A Lerwick councillor has demanded answers from NHS Shetland, saying she and fellow residents are angered and frustrated at a lack of available doctors’ appointments at the “dysfunctional” Lerwick Health Centre.
Amanda Westlake has written a letter to NHS Shetland about the managment of the town practice, calling for a solution from the board for the lack of doctors and lengthy waiting times.
In the letter, which she shared with this newspaper, Ms Westlake said: “I wish to make clear at the outset that I am in no way criticising the staff at LHC [Lerwick Health Centre] who are doing their best in very difficult working conditions, but I feel strongly that senior health board management must provide answers in order to rectify the ongoing, and worsening, management system at the health centre.
“I can recall that two years ago during meeting of SIC Social Services Committee councillors were advised that the Lerwick practice was three doctors short but were assured that the matter would be resolved. Two years on and it has not been.
“The laudable attempt to use advanced nurse practitioners to help screen and prioritise appointments is useful but the system fails when they decide that the patient must see a doctor and they cannot deliver on that commitment.”
Ms Westlake said she has been contacted by a number of patients who have had to wait weeks to see a GP after seeing a nurse and was also told a family member would have to wait seven weeks for a GP appointment. She includes some of their difficulties in the letter.

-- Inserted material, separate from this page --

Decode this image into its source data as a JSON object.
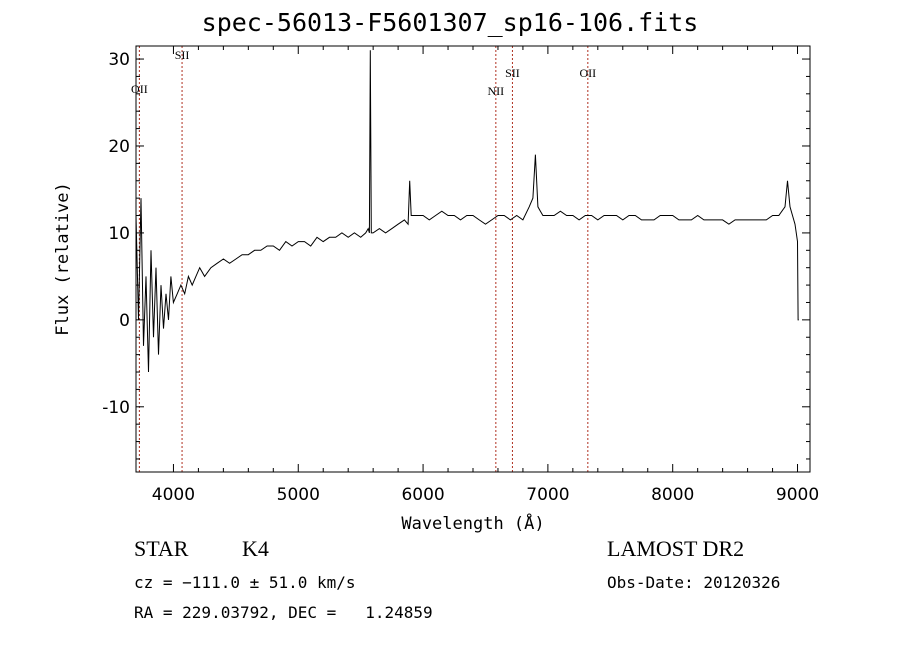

She said: “In my own case I phoned for an appointment on behalf of an elderly family member who has long-term medical conditions and was clearly not well, only to be told that there would be no appointment for seven weeks.
“I was advised to book with a nurse practitioner but considered this inappropriate as this was an ongoing medical condition which should not need re-assessment. It is extremely worrying to realise that with an increasingly ageing population it is elderly people who are the bulk of patients having to wait weeks for a GP appointment, and they are the ones who are least likely to complain.
“The board should realise that this lack of complaint provides a false picture of patient satisfaction. I can assure you however, that I have been inundated with responses on social media.”
She added: “It must be glaringly obvious to you from the above telling examples that Lerwick Health Centre is a dysfunctional organisation which is struggling and failing to meet the needs of its Lerwick patients due, in large part, to the shortage of doctors,” she said.
“The consequent effect is that all aspects of the service is under stress, resulting in recurring instances of poor communication, concerns about medication and treatment, delays and poor communication between GP staff and patient, delays in follow-up appointments particularly with regard to patient transfer back to Shetland.
“Communication is so bad that it takes about three weeks to send a referral for an appointment across the road to the physiotherapy department in the Gilbert Bain Hospital.
“In conclusion I trust that I on behalf of all Lerwick patients, will receive your assurance that these issues will receive your urgent attention.
“You cannot be unaware that they exist.”
Chairman of the Shetland Public Partnerhsip Forum (PPF), which conducted a survey among patients at the health centre in 2013, this week defended the health centre’s record and said improvements had been made. However, he conceded that a shortage of doctors was an issue, as it is across the country.
About 900 people responded to the survey with 78 per cent saying they were unhappy with the appointment system in use at the time.
PPF chairman Harold Massie said that the survey had “a superb response” and doctors came up with the proposal of using ANPs as the first line of service for patients.
“That has worked well,” said Mr Massie with patients being able to see a nurse within 24 hours.
He said there was a GP on hand at the health centre when ANP clinics were being held.
The nurses had the patients notes before them and had guidelines to follow during consultations, he said.
If matters fell outwith the guidelines of complaints the can deal with the nurses contacted the GP.
“Eighty five per cent of the consultations are handled by an ANP with only a small need to call the doctor,” Mr Massie said.
“The problem comes when doctors have to do follow-ups; there’s just not enough [doctors]. This is a national problem… there’s just a national shortage of doctors.”